The hospital got its wish this spring when House Democrats inserted that provision into their health care reform bill - only to see former Alaska Gov. Sarah Palin seize on it as she warned about "death panels" that would deny care to the elderly.

Despite widespread debunking, those warnings have led lawmakers to say they will drop the provision.

"It's really distressing," hospital official Bud Hammes said. "These things need to be addressed."

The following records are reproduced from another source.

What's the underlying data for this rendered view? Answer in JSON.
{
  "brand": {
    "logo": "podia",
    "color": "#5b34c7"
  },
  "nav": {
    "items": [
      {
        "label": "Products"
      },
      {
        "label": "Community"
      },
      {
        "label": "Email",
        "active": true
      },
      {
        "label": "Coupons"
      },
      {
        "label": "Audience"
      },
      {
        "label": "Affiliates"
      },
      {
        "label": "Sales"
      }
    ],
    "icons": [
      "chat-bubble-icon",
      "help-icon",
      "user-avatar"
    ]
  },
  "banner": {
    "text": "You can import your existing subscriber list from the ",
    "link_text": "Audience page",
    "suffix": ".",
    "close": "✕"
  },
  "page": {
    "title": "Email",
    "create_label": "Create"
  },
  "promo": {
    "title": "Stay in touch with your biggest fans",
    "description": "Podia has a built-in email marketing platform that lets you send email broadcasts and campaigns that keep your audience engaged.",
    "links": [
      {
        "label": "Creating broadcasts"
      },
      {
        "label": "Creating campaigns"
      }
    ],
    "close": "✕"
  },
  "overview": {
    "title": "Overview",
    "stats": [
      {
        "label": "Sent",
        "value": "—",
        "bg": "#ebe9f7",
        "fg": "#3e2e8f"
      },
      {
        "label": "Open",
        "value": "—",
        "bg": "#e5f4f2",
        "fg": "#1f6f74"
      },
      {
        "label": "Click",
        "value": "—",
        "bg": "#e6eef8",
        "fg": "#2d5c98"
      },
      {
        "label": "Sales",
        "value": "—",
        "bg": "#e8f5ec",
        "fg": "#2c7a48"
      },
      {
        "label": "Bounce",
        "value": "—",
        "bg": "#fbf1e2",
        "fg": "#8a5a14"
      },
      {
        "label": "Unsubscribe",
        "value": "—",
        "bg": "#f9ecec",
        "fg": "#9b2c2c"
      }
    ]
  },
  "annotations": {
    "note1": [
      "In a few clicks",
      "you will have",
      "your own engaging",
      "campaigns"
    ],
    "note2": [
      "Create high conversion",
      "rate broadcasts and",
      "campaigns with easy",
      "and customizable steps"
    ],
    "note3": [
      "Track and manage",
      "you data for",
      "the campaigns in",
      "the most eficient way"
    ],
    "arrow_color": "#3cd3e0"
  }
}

La Crosse became a pioneer in addressing end-of-life questions in the mid-1980s, after Hammes, a native of the city who has a doctorate in philosophy from the University of Notre Dame, arrived at Gundersen as director of medical humanities, charged with educating resident physicians about ethics.

He noticed a "troubling pattern," he said, in which family members struggled to make medical decisions, such as whether to continue dialysis after a stroke.

"We'd turn to the family and say, 'We need your input. If your mother or father could speak now, what would they tell you?' And the family would say, 'If we only knew,'" said Hammes, 59.

Backed by a few other hospitals, Gundersen set out to change the federal rules to reward end-of-life planning.

After sporadic bipartisan attempts in recent years to add consultation payments to Medicare, Rep. Earl Blumenauer (D-Ore.), submitted legislation this spring, with several Republican co-sponsors, that included a provision to reimburse doctors for consultations. A few months later, House Democrats tucked similar language into their health care reform bill.

Then the uproar began. Gundersen officials were particularly upset when Sen. Charles Grassley (R-Iowa) whom they had considered an ally, said the government should not "pull the plug on Grandma."

Gundersen officials still are fighting to keep consultation payments in the bill. The discussions do not promote less aggressive care, Hammes said. "We're not trying to talk them into anything. We're trying to understand their values and goals, and tell them what medical science can and can't do," he said.